One of the rules for most Medicare drug plans is that they need to cover two drugs, minimally, in each drug category. They also need to cover almost all drugs in the anit-psychotics, anit-depressants, anti-convulsants, immunosuppressants, cancer, and HIV/AIDS classes. Additionally, even when a Medicare drug plan doesn’t have a certain drug on its formulary, another drug with a comparable function which is equally effective will likely be covered.

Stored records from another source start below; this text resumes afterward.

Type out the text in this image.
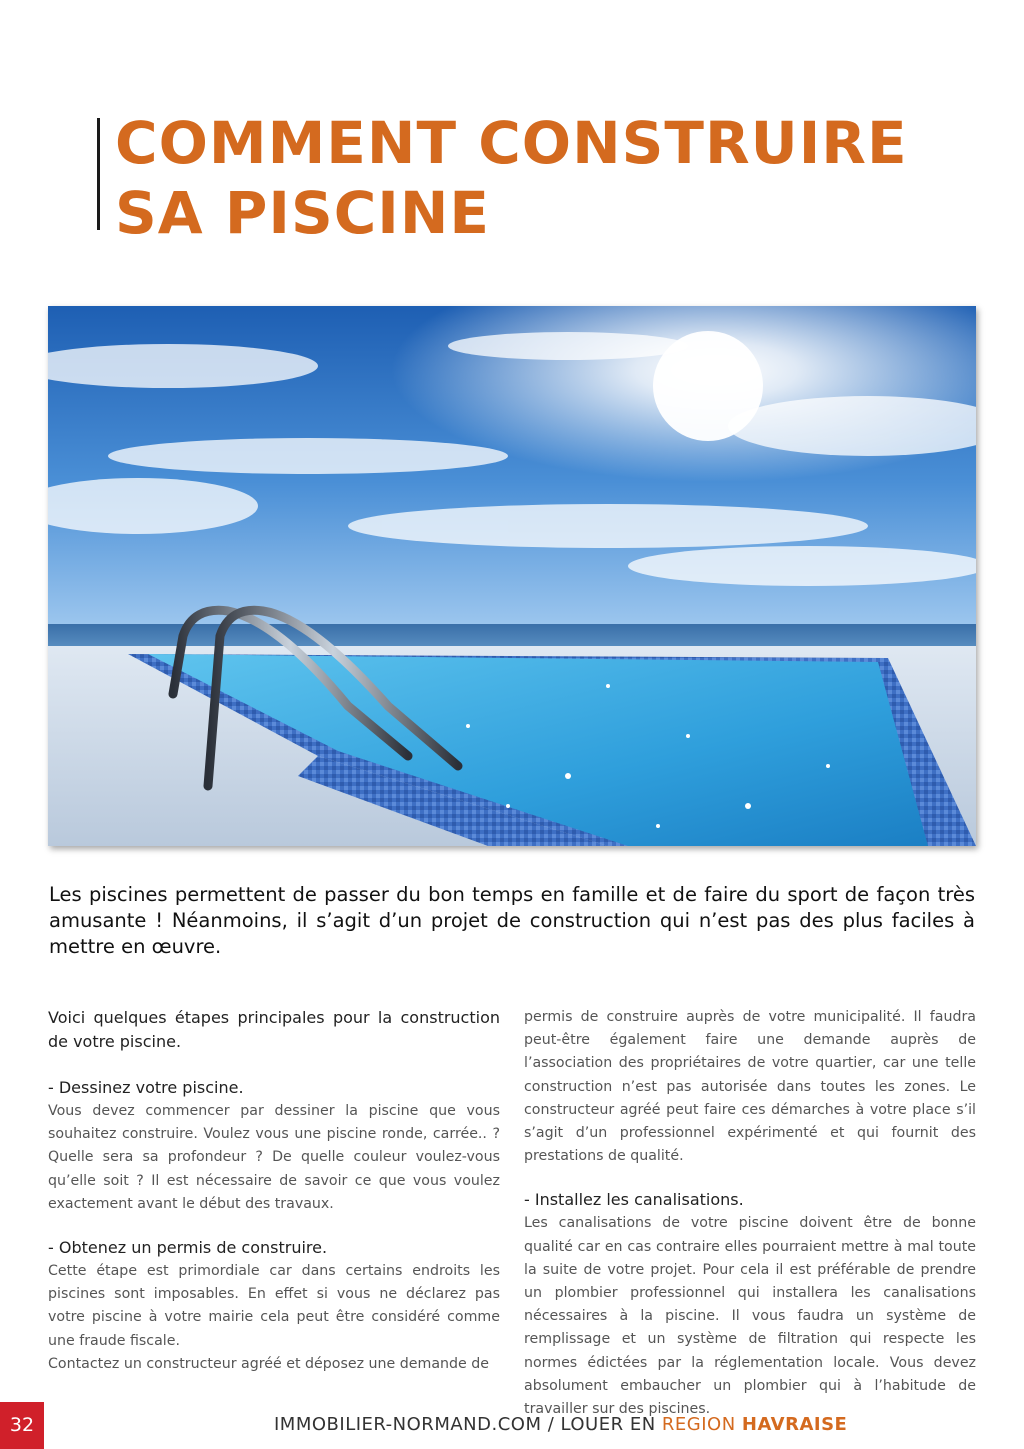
COMMENT CONSTRUIRE
SA PISCINE

Les piscines permettent de passer du bon temps en famille et de faire du sport de façon très amusante ! Néanmoins, il s’agit d’un projet de construction qui n’est pas des plus faciles à mettre en œuvre.

Voici quelques étapes principales pour la construction de votre piscine.

- Dessinez votre piscine.

Vous devez commencer par dessiner la piscine que vous souhaitez construire. Voulez vous une piscine ronde, carrée.. ? Quelle sera sa profondeur ? De quelle couleur voulez-vous qu’elle soit ? Il est nécessaire de savoir ce que vous voulez exactement avant le début des travaux.

- Obtenez un permis de construire.

Cette étape est primordiale car dans certains endroits les piscines sont imposables. En effet si vous ne déclarez pas votre piscine à votre mairie cela peut être considéré comme une fraude fiscale.

Contactez un constructeur agréé et déposez une demande de

permis de construire auprès de votre municipalité. Il faudra peut-être également faire une demande auprès de l’association des propriétaires de votre quartier, car une telle construction n’est pas autorisée dans toutes les zones. Le constructeur agréé peut faire ces démarches à votre place s’il s’agit d’un professionnel expérimenté et qui fournit des prestations de qualité.

- Installez les canalisations.

Les canalisations de votre piscine doivent être de bonne qualité car en cas contraire elles pourraient mettre à mal toute la suite de votre projet. Pour cela il est préférable de prendre un plombier professionnel qui installera les canalisations nécessaires à la piscine. Il vous faudra un système de remplissage et un système de filtration qui respecte les normes édictées par la réglementation locale. Vous devez absolument embaucher un plombier qui à l’habitude de travailler sur des piscines.

32	IMMOBILIER-NORMAND.COM / LOUER EN REGION HAVRAISE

The plans are usually able to choose which of the drugs in each category they will cover. There are also a number of drugs your plan probably won’t cover, like barbiturates, benzodiazepines, and weight control drugs, although some plans may. Most often, your drug plan won’t cover over-the-counter medication. There are, of course, exceptions, like if your state allows people with Medicaid to receive coverage for these over-the-counter drugs.
Plans must, regardless of which Medicare Prescription Drug plan you are enrolled in, have some sort of a process which allows you to request coverage for a necessary drug not included in their formulary.
Drug plans also have some stipulations to ensure correct coverage use, such as you and/or your doctor needing to contact the plan prior to prescription coverage, demonstration of the medical necessity of the drug, a limit on how many drugs you can get at once, and “step therapy”, which is trying one or more similar, low-cost drug before moving on to a more expensive brand-name version.
Because formularies vary according to plan and because they may change, each plan will have the required up-to-date information you need. To find out what drugs are covered by your Medicare Drug Plan, contact your plan directly.